Anyone who knows Yeats knows "The Second Coming." Well, I hope so, at least. Yes, line three is alluded to in the title of Chinua Achebe's novel Things Fall Apart, proving that awesomeness knows no cultural boundaries; yes, there are falcons in it; and the phrase "mere anarchy" is enough to make the blood pulse through my veins with renewed vigor (thank you, litotes); but more than all of this, "The Second Coming" stands the test of time because it's an astute observation of chaos in any time when hope seems irrelevant. The well intentioned actions most desired - namely, revolution in any manifestation - will not be one we can predict or even necessarily enjoy should it come. But when Yeats writes, it all melts away into the impotent bleetings of so many sheep without leaving one feeling empty. "The Second Coming" is dark, disarming, and rather self-indulgent in terms of hopelessness. But if art reflects life, it should be done without flinching, wouldn't you agree?
William Butler Yeats (1865-1939)
THE SECOND COMING
Turning and turning in the widening gyre
The falcon cannot hear the falconer;
Things fall apart; the centre cannot hold;
Mere anarchy is loosed upon the world,
The blood-dimmed tide is loosed, and everywhere
The ceremony of innocence is drowned;
The best lack all conviction, while the worst
Are full of passionate intensity.
Surely some revelation is at hand;
Surely the Second Coming is at hand.
The Second Coming!

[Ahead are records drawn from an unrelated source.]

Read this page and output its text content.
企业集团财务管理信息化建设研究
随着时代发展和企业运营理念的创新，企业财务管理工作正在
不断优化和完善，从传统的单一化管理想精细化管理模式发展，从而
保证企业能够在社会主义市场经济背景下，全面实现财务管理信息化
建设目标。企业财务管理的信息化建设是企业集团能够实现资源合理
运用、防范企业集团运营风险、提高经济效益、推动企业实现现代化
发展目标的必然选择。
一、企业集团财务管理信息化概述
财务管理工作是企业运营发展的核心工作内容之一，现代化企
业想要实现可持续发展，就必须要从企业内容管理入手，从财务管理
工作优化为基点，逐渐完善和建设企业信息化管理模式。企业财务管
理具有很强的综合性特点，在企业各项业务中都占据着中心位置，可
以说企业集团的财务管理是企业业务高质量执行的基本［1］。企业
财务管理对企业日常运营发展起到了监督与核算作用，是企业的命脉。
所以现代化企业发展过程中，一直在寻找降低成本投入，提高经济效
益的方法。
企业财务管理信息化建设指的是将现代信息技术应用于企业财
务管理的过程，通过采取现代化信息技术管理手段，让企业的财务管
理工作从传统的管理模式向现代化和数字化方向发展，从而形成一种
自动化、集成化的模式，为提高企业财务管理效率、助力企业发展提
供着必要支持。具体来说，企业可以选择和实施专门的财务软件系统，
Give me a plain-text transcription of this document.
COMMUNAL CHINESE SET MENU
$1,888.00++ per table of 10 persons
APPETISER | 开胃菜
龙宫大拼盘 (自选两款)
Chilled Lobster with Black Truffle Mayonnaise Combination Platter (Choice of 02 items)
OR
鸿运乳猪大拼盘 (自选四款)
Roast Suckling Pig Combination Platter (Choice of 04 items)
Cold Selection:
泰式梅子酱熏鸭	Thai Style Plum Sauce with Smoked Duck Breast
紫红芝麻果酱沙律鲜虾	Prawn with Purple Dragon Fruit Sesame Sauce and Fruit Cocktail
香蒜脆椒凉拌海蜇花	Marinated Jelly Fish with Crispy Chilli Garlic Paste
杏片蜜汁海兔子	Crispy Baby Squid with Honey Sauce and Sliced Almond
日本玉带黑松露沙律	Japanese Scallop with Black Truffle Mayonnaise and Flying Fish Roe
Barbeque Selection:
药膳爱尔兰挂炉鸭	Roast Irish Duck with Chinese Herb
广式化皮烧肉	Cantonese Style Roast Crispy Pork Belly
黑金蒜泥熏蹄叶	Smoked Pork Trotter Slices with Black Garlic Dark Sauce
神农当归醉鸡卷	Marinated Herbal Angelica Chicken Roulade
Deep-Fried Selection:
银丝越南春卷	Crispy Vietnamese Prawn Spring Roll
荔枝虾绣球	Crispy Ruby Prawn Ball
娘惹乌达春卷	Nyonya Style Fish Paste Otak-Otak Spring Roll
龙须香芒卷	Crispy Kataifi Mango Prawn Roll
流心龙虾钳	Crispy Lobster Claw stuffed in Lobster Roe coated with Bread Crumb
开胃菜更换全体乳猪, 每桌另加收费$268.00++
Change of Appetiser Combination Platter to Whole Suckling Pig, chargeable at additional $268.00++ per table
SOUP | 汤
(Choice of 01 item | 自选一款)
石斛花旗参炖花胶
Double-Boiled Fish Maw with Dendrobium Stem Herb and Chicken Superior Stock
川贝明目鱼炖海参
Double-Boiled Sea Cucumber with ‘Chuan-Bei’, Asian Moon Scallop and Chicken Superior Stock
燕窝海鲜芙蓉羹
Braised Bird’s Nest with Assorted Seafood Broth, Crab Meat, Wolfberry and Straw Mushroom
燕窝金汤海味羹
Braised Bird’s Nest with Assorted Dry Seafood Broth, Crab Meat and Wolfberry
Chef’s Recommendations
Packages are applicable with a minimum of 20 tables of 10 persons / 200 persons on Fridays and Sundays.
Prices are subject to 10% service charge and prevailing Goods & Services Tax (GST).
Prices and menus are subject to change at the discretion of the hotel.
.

Hardly are those words out
When a vast image out of Spiritus Mundi
Troubles my sight: a waste of desert sand;
A shape with lion body and the head of a man,
A gaze blank and pitiless as the sun,
Is moving its slow thighs, while all about it
Wind shadows of the indignant desert birds.
The darkness drops again but now I know
That twenty centuries of stony sleep
Were vexed to nightmare by a rocking cradle,
And what rough beast, its hour come round at last,
Slouches towards Bethlehem to be born?